Molti di voi conosceranno già la manifestazione Terra Futura.
Si tratta di un’importante manifestazione-convegno che si tiene a Firenze, quest’anno il prossimo fine settimana dal 25 al 27 maggio, che raggruppa aziende che si contraddistinguono per l’impegno attraverso pratiche ecosostenibili, nel migliorare il mondo e garantire ai nostri figli un futuro migliore. Conosco Terrafutura, senza tuttavia averla mai visitata personalmente.
Il Bambino Naturale, sarà presente alla manifestazione presso la sezione “Terra dei Piccoli“, ed io interverrò con un laboratorio per bambini … in cucina, naturalmente, che si intitolerà “Bambini con le mani in pasta“.
Se abitate nelle vicinanze e v’interessa visitare la mostra che si trova nel cuore di Firenze, o, semplicemente, volete saperne di più sul programma, qui il link alla manifestazione, e qui, nel dettaglio, il programma del Bambino Naturale per il finesettimana.
Beh, posso dirlo: non capita esattamente tutti i giorni di avere una giornata tutta per sè da trascorrere lontano dalla famiglia e dai figli, e penso di poterlo affermare senza scandalizzare od offendere nessuno: ne ho proprio un gran bisogno.
Non posso quindi non condividere la nostra ricetta della pasta fatta in casa. Di solito ai bambini piace pasticciare con acqua e farina, ed ancor più, usare tutti quei misteriosi ed affascinanti attrezzi che si usano solo di tanto in tanto, come la macchina per fare la pasta, il torchio per i bigoli, rotelle tagliapasta, formine e via dicendo.
Quando abbiamo la fortuna di ricevere in dono delle freschissime uova di casa, ci piace fare anche quella all’uovo, ma oggi vi propongo la ricetta base, quella che più base non si può, buona ugualmente, e che, condita con un bel ragù di verdure (quelle estive sono colorate e saporite) o passata di pomodoro, con l’aggiunta delle erbe aromatiche fresche del balcone, si trasforma in un piatto delizioso e profumato, apprezzato da grandi e piccini.
Ecco gli ingredienti:
- 500 grammi di farina di semola di grano duro (la più adatta per fare la pasta fatta in casa)
- acqua quanto basta (indicativamente 200 ml aggiunta con gradualità)
- un cucchiaino di sale marino integrale
- un paio di cucchiai d’olio extravergine d’oliva
Impastate gli ingredienti fino ad ottenere un composto elastico. L’impasto non dev’essere morbido come quello per fare il pane, ma più compatto.
Se possedete la macchina per fare la pasta, procedete tirando le lasagne e successivamente le tagliatelle, secondo lo spessore desiderato, ( a noi piacciono un po’ grosse) infarinandole prima di ogni passata, finchè la lasagna non sarà bella liscia ed omogenea. Adagiate la pasta su di un canovaccio pulito e cosparso di farina, cospargete di farina nuovamente per evitare che la pasta si appiccichi, smuovendola di tanto in tanto.
Se non possedete la macchina per fare la pasta, o preferite un risultato imperfetto, ma proprio per questo ancora più rustico e casereccio, potrete tirare la pasta con il matterello, e tagliarla poi nella forma che più vi piace, ricavandone maltagliati, reginelle, tagliatelle … Noi (Edoardo) quest’ultima volta, abbiamo preferito come potete vedere nella foto, i bigoli, per i quali è necessario possedere il torchio. Non importa quale sarà la vostra scelta, questa è una delle attività più belle da fare in cucina con i bambini, ai miei piace particolarmente, e la soddisfazione per loro è enorme.

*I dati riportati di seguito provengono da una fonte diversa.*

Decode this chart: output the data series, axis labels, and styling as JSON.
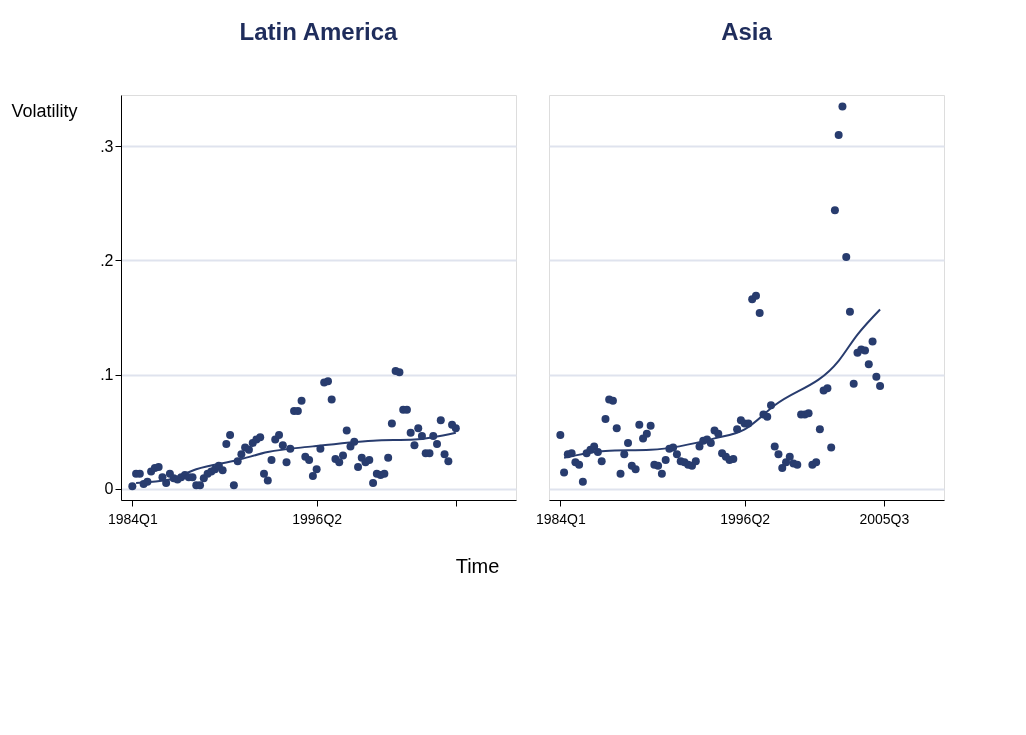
{
  "chart_data": [
    {
      "type": "scatter",
      "title": "Latin America",
      "ylabel": "Volatility",
      "xlabel": "Time",
      "marker": "circle",
      "grid": "y",
      "xlim": [
        "1983-04",
        "2009-07"
      ],
      "xticks": [
        {
          "value": "1984-01",
          "label": "1984Q1"
        },
        {
          "value": "1996-04",
          "label": "1996Q2"
        },
        {
          "value": "2005-07",
          "label": null
        }
      ],
      "ylim": [
        -0.01,
        0.345
      ],
      "yticks": [
        0,
        {
          "value": 0.1,
          "label": ".1"
        },
        {
          "value": 0.2,
          "label": ".2"
        },
        {
          "value": 0.3,
          "label": ".3"
        }
      ],
      "series": [
        {
          "color": "#283c6e",
          "x": [
            "1984-01",
            "1984-04",
            "1984-07",
            "1984-10",
            "1985-01",
            "1985-04",
            "1985-07",
            "1985-10",
            "1986-01",
            "1986-04",
            "1986-07",
            "1986-10",
            "1987-01",
            "1987-04",
            "1987-07",
            "1987-10",
            "1988-01",
            "1988-04",
            "1988-07",
            "1988-10",
            "1989-01",
            "1989-04",
            "1989-07",
            "1989-10",
            "1990-01",
            "1990-04",
            "1990-07",
            "1990-10",
            "1991-01",
            "1991-04",
            "1991-07",
            "1991-10",
            "1992-01",
            "1992-04",
            "1992-07",
            "1992-10",
            "1993-01",
            "1993-04",
            "1993-07",
            "1993-10",
            "1994-01",
            "1994-04",
            "1994-07",
            "1994-10",
            "1995-01",
            "1995-04",
            "1995-07",
            "1995-10",
            "1996-01",
            "1996-04",
            "1996-07",
            "1996-10",
            "1997-01",
            "1997-04",
            "1997-07",
            "1997-10",
            "1998-01",
            "1998-04",
            "1998-07",
            "1998-10",
            "1999-01",
            "1999-04",
            "1999-07",
            "1999-10",
            "2000-01",
            "2000-04",
            "2000-07",
            "2000-10",
            "2001-01",
            "2001-04",
            "2001-07",
            "2001-10",
            "2002-01",
            "2002-04",
            "2002-07",
            "2002-10",
            "2003-01",
            "2003-04",
            "2003-07",
            "2003-10",
            "2004-01",
            "2004-04",
            "2004-07",
            "2004-10",
            "2005-01",
            "2005-04",
            "2005-07"
          ],
          "values": [
            0.002,
            0.013,
            0.013,
            0.004,
            0.006,
            0.015,
            0.018,
            0.019,
            0.01,
            0.005,
            0.013,
            0.009,
            0.008,
            0.01,
            0.012,
            0.01,
            0.01,
            0.003,
            0.003,
            0.009,
            0.013,
            0.015,
            0.017,
            0.02,
            0.016,
            0.039,
            0.047,
            0.003,
            0.024,
            0.03,
            0.036,
            0.034,
            0.04,
            0.043,
            0.045,
            0.013,
            0.007,
            0.025,
            0.043,
            0.047,
            0.038,
            0.023,
            0.035,
            0.068,
            0.068,
            0.077,
            0.028,
            0.025,
            0.011,
            0.017,
            0.035,
            0.093,
            0.094,
            0.078,
            0.026,
            0.023,
            0.029,
            0.051,
            0.037,
            0.041,
            0.019,
            0.027,
            0.023,
            0.025,
            0.005,
            0.013,
            0.012,
            0.013,
            0.027,
            0.057,
            0.103,
            0.102,
            0.069,
            0.069,
            0.049,
            0.038,
            0.053,
            0.046,
            0.031,
            0.031,
            0.046,
            0.039,
            0.06,
            0.03,
            0.024,
            0.056,
            0.053
          ]
        },
        {
          "type": "line",
          "marker": "none",
          "color": "#283c6e",
          "x": [
            "1984-04",
            "1986-07",
            "1988-04",
            "1991-01",
            "1993-01",
            "1996-01",
            "2000-01",
            "2002-10",
            "2005-07"
          ],
          "values": [
            0.005,
            0.008,
            0.017,
            0.025,
            0.032,
            0.037,
            0.042,
            0.043,
            0.049
          ]
        }
      ]
    },
    {
      "type": "scatter",
      "title": "Asia",
      "marker": "circle",
      "grid": "y",
      "tick_labels": "x",
      "xlim": [
        "1983-04",
        "2009-07"
      ],
      "xticks": [
        {
          "value": "1984-01",
          "label": "1984Q1"
        },
        {
          "value": "1996-04",
          "label": "1996Q2"
        },
        {
          "value": "2005-07",
          "label": "2005Q3"
        }
      ],
      "ylim": [
        -0.01,
        0.345
      ],
      "yticks": [
        {
          "value": 0,
          "label": null
        },
        {
          "value": 0.1,
          "label": null
        },
        {
          "value": 0.2,
          "label": null
        },
        {
          "value": 0.3,
          "label": null
        }
      ],
      "series": [
        {
          "color": "#283c6e",
          "x": [
            "1984-01",
            "1984-04",
            "1984-07",
            "1984-10",
            "1985-01",
            "1985-04",
            "1985-07",
            "1985-10",
            "1986-01",
            "1986-04",
            "1986-07",
            "1986-10",
            "1987-01",
            "1987-04",
            "1987-07",
            "1987-10",
            "1988-01",
            "1988-04",
            "1988-07",
            "1988-10",
            "1989-01",
            "1989-04",
            "1989-07",
            "1989-10",
            "1990-01",
            "1990-04",
            "1990-07",
            "1990-10",
            "1991-01",
            "1991-04",
            "1991-07",
            "1991-10",
            "1992-01",
            "1992-04",
            "1992-07",
            "1992-10",
            "1993-01",
            "1993-04",
            "1993-07",
            "1993-10",
            "1994-01",
            "1994-04",
            "1994-07",
            "1994-10",
            "1995-01",
            "1995-04",
            "1995-07",
            "1995-10",
            "1996-01",
            "1996-04",
            "1996-07",
            "1996-10",
            "1997-01",
            "1997-04",
            "1997-07",
            "1997-10",
            "1998-01",
            "1998-04",
            "1998-07",
            "1998-10",
            "1999-01",
            "1999-04",
            "1999-07",
            "1999-10",
            "2000-01",
            "2000-04",
            "2000-07",
            "2000-10",
            "2001-01",
            "2001-04",
            "2001-07",
            "2001-10",
            "2002-01",
            "2002-04",
            "2002-07",
            "2002-10",
            "2003-01",
            "2003-04",
            "2003-07",
            "2003-10",
            "2004-01",
            "2004-04",
            "2004-07",
            "2004-10",
            "2005-01",
            "2005-04"
          ],
          "values": [
            0.047,
            0.014,
            0.03,
            0.031,
            0.023,
            0.021,
            0.006,
            0.031,
            0.034,
            0.037,
            0.032,
            0.024,
            0.061,
            0.078,
            0.077,
            0.053,
            0.013,
            0.03,
            0.04,
            0.02,
            0.017,
            0.056,
            0.044,
            0.048,
            0.055,
            0.021,
            0.02,
            0.013,
            0.025,
            0.035,
            0.036,
            0.03,
            0.024,
            0.023,
            0.021,
            0.02,
            0.024,
            0.037,
            0.042,
            0.043,
            0.04,
            0.051,
            0.048,
            0.031,
            0.028,
            0.025,
            0.026,
            0.052,
            0.06,
            0.057,
            0.057,
            0.166,
            0.169,
            0.154,
            0.065,
            0.063,
            0.073,
            0.037,
            0.03,
            0.018,
            0.023,
            0.028,
            0.022,
            0.021,
            0.065,
            0.065,
            0.066,
            0.021,
            0.023,
            0.052,
            0.086,
            0.088,
            0.036,
            0.244,
            0.31,
            0.335,
            0.203,
            0.155,
            0.092,
            0.119,
            0.122,
            0.121,
            0.109,
            0.129,
            0.098,
            0.09
          ]
        },
        {
          "type": "line",
          "marker": "none",
          "color": "#283c6e",
          "x": [
            "1984-04",
            "1987-01",
            "1990-01",
            "1994-04",
            "1996-04",
            "1998-04",
            "2002-07",
            "2003-10",
            "2005-04"
          ],
          "values": [
            0.027,
            0.033,
            0.034,
            0.044,
            0.052,
            0.073,
            0.112,
            0.135,
            0.157
          ]
        }
      ]
    }
  ]
}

Se lo desiderate, al momento dell’impasto, potrete aggiungere all’intera pagnotta, oppure, per un risultato multicolor, a piccole porzioni di essa, dopo averla suddivisa, un cucchiaino di spinaci cotti, un pezzetto di rapa rossa, un pezzo di carota o zucca bollita, (tutti frullati naturalmente) mezzo cucchiaino di zafferano, o, perchè no, un cucchiaino di cacao amaro, per ottenere paste di differenti colori.
A molti potrà sembrare laborioso, ma vi garantisco lo è molto meno di quanto sembri, si lavora di più per fare una pizza, inoltre, la pasta fatta in casa, può diventare con un bel condimento sostanzioso un piatto unico.